Tom Stoppard has also dealt with science in a playful manner. A juggler of ideas par excellence, Stoppard’s clever dramas are unafraid to deal with big themes. Rosencrantz and Guildenstern are Dead (1967) was famously criticised for being a poor man’s Waiting for Godot, but it has survived the test of time. Pushing Shakespeare’s minor players into the wings and telling their story from off-stage, was as symbolic as the earth de-centred by Galileo. A shift of consciousness was represented. In Arcadia (1993), Stoppard imitates his hero Beckett by engaging with chaos theory and the Second Law of Thermodynamics, the law that deals with entropy, where all things lead to disorder since the centre cannot hold. By juxtaposing time periods, the early nineteenth to late twentieth century, Stoppard’s characters parallel such esoteric notions as the one that makes heat flow in one direction. What is seemingly random contains a hidden pattern. Chance and improbability that were elucidated in Homo Faber, are not necessarily opposed to fate.

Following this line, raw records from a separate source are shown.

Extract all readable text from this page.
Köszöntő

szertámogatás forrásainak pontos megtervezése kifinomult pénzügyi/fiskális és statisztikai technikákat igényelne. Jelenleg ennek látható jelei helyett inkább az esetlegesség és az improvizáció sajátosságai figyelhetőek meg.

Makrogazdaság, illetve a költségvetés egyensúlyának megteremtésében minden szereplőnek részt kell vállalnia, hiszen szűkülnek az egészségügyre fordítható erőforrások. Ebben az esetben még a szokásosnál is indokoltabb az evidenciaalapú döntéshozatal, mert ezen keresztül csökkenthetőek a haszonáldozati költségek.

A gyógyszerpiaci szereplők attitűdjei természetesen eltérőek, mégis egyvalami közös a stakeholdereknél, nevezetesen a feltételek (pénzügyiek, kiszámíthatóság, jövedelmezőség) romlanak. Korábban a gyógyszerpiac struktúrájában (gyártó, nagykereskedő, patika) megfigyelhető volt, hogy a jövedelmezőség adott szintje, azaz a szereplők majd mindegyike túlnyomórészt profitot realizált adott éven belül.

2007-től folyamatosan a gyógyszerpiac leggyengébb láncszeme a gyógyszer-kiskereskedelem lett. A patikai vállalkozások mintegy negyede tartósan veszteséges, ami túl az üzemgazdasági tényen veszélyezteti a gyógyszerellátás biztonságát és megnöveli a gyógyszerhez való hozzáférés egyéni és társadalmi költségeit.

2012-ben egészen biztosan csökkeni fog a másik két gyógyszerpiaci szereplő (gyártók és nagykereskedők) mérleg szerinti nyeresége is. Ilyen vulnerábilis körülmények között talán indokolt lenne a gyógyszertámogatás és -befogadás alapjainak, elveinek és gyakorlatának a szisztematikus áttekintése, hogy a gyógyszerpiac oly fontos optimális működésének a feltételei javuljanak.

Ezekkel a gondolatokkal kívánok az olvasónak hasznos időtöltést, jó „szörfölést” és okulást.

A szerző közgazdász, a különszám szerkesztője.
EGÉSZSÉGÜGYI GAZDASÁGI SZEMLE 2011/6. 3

Aside from these writers, not many have bothered with science. Might it be that the Age of Wonder has been replaced by the Age of Suspicion since Hiroshima? The shadow initially cast from Frankenstein has made itself felt in the literary imagination. Holmes sub-titles The Age of Wonder with a necessary proviso: How the Romantic Generation learnt the Beauty and Terror of Science. Perhaps we are more accustomed to the terror than the beauty? Today’s writers are too suspicious of the destructive effects of applied science. Whether it’s the military-industrial appropriation of science harnessed to technology, the fall-out from the Atomic Age, or the ever growing fear of genetic engineering, writers are not convinced of its beauty. A deeper problem lies in ‘scientism’ and the writer’s suspicion of objectivity, empiricism and positivism as the sole means to truth. Further, literature is not a PR agency for scientific discovery, nor are writers spending sleepless nights waiting for another eureka to ignite their imagination. But failure to address the ever widening ecological problems that require science for understanding (water management, food security, biodiversity and habitat loss) means writers are sleepwalking to irrelevancy if they fail to engage.
Can science regain its narrative of wonder, communicated to the layman? In times of climate change, the prospect of geo-engineering, the ultimate logic of scientific solutions, is one more assault on nature. Doomsday devices and Strangelove ideas of solar shades in space, or tampering with the global thermostat by emitting particles into the atmosphere, enable apocalyptic scenarios to predominate. Dystopia portrayals are perhaps truer to our times. Cormac McCarthy’s The Road (2006) was a work of fiction all too easily interpreted as a fable of our times. Even Beckett’s tramps in a depopulated wasteland resonate beyond the Atomic Age, because rather than believe we are masters of nature, we may yet become its refugees.